Olhar de cor celeste continha tudo, falando também de sua satisfação e alegria espiritual de estar vivo e ali. Sua aura era menos brilhante e esparsa, mas também mais clara e direcionada. Seu corpo sentado, barriga saliente, pernas entrelaçadas, costas e ombros inclinados à frente mostravam que carregava, mas sem esforço, o tempo. Tempo com e além do calendário. Tempo de realização do espírito e de vida mundana que permite a possibilidade de saber mais como são as coisas, um cordão verde e rosa de amor os uniam e ali estava o segredo da alegria e harmonia entre os dois.

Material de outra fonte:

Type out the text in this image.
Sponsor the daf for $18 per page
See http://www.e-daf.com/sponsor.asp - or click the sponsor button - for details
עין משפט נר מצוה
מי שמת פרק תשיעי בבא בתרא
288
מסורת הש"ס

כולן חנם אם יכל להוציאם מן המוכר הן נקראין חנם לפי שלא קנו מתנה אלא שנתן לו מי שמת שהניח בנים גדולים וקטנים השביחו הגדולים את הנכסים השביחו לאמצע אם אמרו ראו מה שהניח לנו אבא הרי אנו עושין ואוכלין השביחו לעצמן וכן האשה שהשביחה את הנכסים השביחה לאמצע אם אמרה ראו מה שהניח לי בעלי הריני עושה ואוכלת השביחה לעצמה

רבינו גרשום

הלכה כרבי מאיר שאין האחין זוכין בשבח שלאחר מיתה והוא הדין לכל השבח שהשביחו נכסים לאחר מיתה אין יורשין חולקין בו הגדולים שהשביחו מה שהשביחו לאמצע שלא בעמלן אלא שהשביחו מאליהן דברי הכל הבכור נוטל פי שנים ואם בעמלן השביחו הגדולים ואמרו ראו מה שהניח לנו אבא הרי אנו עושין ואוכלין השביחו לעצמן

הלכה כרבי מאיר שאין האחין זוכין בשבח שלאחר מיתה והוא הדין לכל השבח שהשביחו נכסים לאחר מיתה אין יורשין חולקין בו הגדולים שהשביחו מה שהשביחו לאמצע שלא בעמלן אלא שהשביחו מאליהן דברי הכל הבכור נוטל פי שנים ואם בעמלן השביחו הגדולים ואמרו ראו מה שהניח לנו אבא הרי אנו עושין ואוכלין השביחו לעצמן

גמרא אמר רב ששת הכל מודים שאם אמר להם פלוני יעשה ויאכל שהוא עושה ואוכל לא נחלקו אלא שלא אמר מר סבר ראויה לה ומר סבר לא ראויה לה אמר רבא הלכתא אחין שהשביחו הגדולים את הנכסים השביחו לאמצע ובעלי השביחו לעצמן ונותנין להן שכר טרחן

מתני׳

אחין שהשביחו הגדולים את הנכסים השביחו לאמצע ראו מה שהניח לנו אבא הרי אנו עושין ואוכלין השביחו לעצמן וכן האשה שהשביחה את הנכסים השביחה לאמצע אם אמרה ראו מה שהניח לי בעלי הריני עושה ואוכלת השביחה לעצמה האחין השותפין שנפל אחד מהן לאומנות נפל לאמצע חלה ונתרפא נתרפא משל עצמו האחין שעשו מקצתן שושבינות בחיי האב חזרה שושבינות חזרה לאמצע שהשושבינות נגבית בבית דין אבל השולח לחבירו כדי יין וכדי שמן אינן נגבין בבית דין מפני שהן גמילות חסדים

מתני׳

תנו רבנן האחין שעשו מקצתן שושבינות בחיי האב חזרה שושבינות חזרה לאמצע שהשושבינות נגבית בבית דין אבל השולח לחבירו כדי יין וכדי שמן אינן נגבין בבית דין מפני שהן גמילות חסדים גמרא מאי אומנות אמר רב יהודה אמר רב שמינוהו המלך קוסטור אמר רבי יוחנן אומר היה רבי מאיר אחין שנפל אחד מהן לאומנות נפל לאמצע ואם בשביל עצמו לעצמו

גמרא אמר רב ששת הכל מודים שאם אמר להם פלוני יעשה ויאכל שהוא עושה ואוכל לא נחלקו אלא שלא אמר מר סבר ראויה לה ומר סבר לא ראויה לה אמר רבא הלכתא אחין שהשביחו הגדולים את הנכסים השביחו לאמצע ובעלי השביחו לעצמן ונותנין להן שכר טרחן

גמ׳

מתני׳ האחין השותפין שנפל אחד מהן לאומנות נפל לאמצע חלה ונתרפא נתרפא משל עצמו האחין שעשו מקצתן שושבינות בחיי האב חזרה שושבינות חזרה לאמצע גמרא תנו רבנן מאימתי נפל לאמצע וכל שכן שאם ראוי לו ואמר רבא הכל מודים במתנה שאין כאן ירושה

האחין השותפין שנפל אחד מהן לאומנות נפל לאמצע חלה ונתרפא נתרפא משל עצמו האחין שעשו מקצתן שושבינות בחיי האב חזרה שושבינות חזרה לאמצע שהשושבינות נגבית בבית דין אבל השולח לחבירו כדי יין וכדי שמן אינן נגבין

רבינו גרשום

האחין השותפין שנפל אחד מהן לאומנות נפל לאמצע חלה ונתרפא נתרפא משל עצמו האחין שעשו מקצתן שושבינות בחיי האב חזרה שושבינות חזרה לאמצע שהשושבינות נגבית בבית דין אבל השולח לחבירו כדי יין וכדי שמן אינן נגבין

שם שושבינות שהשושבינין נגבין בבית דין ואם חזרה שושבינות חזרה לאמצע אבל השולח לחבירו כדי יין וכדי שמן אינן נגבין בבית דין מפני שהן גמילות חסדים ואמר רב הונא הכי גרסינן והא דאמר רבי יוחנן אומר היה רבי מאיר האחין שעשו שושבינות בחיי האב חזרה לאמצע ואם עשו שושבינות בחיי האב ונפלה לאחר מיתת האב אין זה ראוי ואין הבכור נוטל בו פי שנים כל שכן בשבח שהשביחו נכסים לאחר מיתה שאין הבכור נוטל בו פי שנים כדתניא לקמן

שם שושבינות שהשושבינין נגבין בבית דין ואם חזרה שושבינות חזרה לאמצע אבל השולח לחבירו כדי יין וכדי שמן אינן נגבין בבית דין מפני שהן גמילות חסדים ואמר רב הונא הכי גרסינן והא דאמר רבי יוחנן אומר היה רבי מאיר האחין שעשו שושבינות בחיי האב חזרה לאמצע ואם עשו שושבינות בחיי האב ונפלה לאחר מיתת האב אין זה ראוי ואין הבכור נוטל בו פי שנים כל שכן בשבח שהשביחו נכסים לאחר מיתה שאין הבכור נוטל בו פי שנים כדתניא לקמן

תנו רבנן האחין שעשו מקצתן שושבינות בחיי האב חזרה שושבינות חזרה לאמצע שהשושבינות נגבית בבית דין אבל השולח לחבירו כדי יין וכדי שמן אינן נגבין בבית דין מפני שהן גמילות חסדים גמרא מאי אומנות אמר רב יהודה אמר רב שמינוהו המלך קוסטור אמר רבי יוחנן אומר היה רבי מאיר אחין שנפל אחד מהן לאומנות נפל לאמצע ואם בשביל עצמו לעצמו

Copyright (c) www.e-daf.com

Eu os olhava me nutrindo com satisfação que imagino de um obeso lindo no Porcão. Não falei com eles, não quis interromper. Que esta escrita me sirva para concretizar o diálogo no feito com o Sr. Arthur e com aqueles de seu tempo, ‘‘os velhos’’.

Desculpe Sr. Arthur, interromper, mas estamos em época de eleições. Como o Sr. sabe as coisas nesse sentido estão muito, mas muito difíceis. Eu e outros companheiros meus sobreviventes da época de 68, que acreditamos que o ‘‘sonho não acabou’’, que a ‘‘imaginação deve estar no poder’’; que o amor é e deve ser em liberdade; que a economia, ciência, tecnologia, religião, política e tudo o mais deve estar a serviço do humano; que não há nada mais importante que aumentar a satisfação de estar vivos e que o espírito se realiza nas condições da vida cotidiana das pessoas; que o mundano e o espiritual são a mesma coisa; que não importa tanto a causalidade e o determinismo kármico das vidas passadas porque é na oportunidade da vida que o espiritual se realiza; que escolhemos a Gaia como nossa Deusa e ela é o nosso planeta Terra, Nossa Mãe; que a força e a potência do divino está no interior do humano que também é Gaia junto com os mares, florestas, a tecnologia, enfim tudo o que produz nossa vida cotidiana.

Novamente peço desculpas, Sr. Arthur, se interrompo a brincadeira com seu neto, mas todos nós estamos passando por épocas, como falei, difíceis. Estamos em dias de eleições de governantes e o que eles nos geram é medo, desconfiança, tristeza, raiva, mágoa, muito pouca alegria Sr. Arthur. Gostaríamos que o Sr. e outros amigos seus formassem um conselho para ajudar a administrar nossas vidas em pequenas comunidades onde se aceitem as diferenças. Talvez o Sr. e amigos de sua geração com bastante tempo vivido tiveram a oportunidade de saber quais são as coisas mais importantes. Eu vi o Sr. com seu neto. Essas cores azul da espiritualidade, verde do equilíbrio e rosa do amor é o que necessitamos dos nossos governantes e administradores. Pense em nossa proposta, Sr. Arthur, que enquanto isso ficaremos falando por aí.